The scientists who authored this recent study conclude that both Panthera atrox and jaguars descended from a Pliocene-age cat known as Panthera gombaszoengis which is sometimes referred to as a Eurasian jaguar.  This species colonized North America at the beginning of the Pliocene and different populations split into different species: some inhabiting forests evolved into jaguars, same living in open prairies evolved into Panthera atrox, which heretofore on this blog, I’ll refer to as the giant panther.

I believe genetic studies will eventually support this study.

The giant panther had a larger brain than lions and probably was more intelligent, making them a successful large predator, able to kill large game without the help of others of their species.

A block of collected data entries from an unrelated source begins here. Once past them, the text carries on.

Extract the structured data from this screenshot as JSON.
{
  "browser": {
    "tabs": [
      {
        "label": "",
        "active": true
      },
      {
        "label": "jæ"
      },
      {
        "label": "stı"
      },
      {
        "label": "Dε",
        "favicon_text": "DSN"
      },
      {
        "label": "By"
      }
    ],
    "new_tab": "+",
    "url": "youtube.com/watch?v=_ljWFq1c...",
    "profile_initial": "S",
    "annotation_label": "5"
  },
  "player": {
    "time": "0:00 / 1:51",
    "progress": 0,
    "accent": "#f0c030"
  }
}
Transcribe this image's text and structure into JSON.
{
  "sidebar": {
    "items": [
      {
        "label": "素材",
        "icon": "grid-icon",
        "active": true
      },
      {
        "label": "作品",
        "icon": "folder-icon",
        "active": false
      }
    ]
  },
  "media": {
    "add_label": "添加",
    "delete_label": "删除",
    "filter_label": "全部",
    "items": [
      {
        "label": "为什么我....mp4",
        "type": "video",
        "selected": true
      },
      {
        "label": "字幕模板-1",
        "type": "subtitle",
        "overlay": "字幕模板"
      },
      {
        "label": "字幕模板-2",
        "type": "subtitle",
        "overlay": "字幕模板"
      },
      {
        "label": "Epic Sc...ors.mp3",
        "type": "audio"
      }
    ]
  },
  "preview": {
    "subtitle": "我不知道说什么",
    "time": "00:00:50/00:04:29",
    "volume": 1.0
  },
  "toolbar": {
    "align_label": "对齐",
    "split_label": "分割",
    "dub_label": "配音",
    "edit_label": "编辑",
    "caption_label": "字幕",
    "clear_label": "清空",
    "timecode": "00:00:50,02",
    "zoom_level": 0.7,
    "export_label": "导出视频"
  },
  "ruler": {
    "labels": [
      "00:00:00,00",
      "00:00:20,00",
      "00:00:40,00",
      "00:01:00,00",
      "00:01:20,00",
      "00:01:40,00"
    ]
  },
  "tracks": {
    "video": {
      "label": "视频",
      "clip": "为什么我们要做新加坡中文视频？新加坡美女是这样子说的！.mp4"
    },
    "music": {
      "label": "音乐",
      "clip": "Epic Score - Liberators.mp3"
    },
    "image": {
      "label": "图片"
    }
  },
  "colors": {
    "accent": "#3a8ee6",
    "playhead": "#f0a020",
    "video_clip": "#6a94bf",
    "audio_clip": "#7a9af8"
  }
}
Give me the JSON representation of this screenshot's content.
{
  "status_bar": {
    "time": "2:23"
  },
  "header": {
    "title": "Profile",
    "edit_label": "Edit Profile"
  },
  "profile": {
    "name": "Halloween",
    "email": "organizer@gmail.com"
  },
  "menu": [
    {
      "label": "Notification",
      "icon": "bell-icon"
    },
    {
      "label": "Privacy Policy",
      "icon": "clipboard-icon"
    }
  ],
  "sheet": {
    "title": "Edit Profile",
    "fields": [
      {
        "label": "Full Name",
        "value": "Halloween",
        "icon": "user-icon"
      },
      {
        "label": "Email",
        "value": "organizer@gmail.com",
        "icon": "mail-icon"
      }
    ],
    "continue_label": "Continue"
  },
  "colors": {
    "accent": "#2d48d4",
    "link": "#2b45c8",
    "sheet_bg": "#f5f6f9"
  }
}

Because the giant panther is not as closely related to lions as formerly thought, it’s unlikely to have lived in prides.  Instead, like the vast majority of cat species, it survived as a solitary predator and competed with dire wolves and saber-tooths over the many large ungulate species then extant.  Throw in the mighty scavenging short-faced bear (Arctodus simus) and battles galore must have been the norm during Pleistocene dinnertimes.


Christiansen, Per; and John Harris

“Craniomandibular morphology and phylogenetic affinities of Panthera atrox: Implications for evolution and paliobiology of the lion lineage.”

Journal of Vertebrate Zoology 29 (3) 934-945 September 2009

Note: Perhaps the giant panther looked like these jaguar/lion hybrids, though I guess they had a tawny coat, possibly lightly spotted.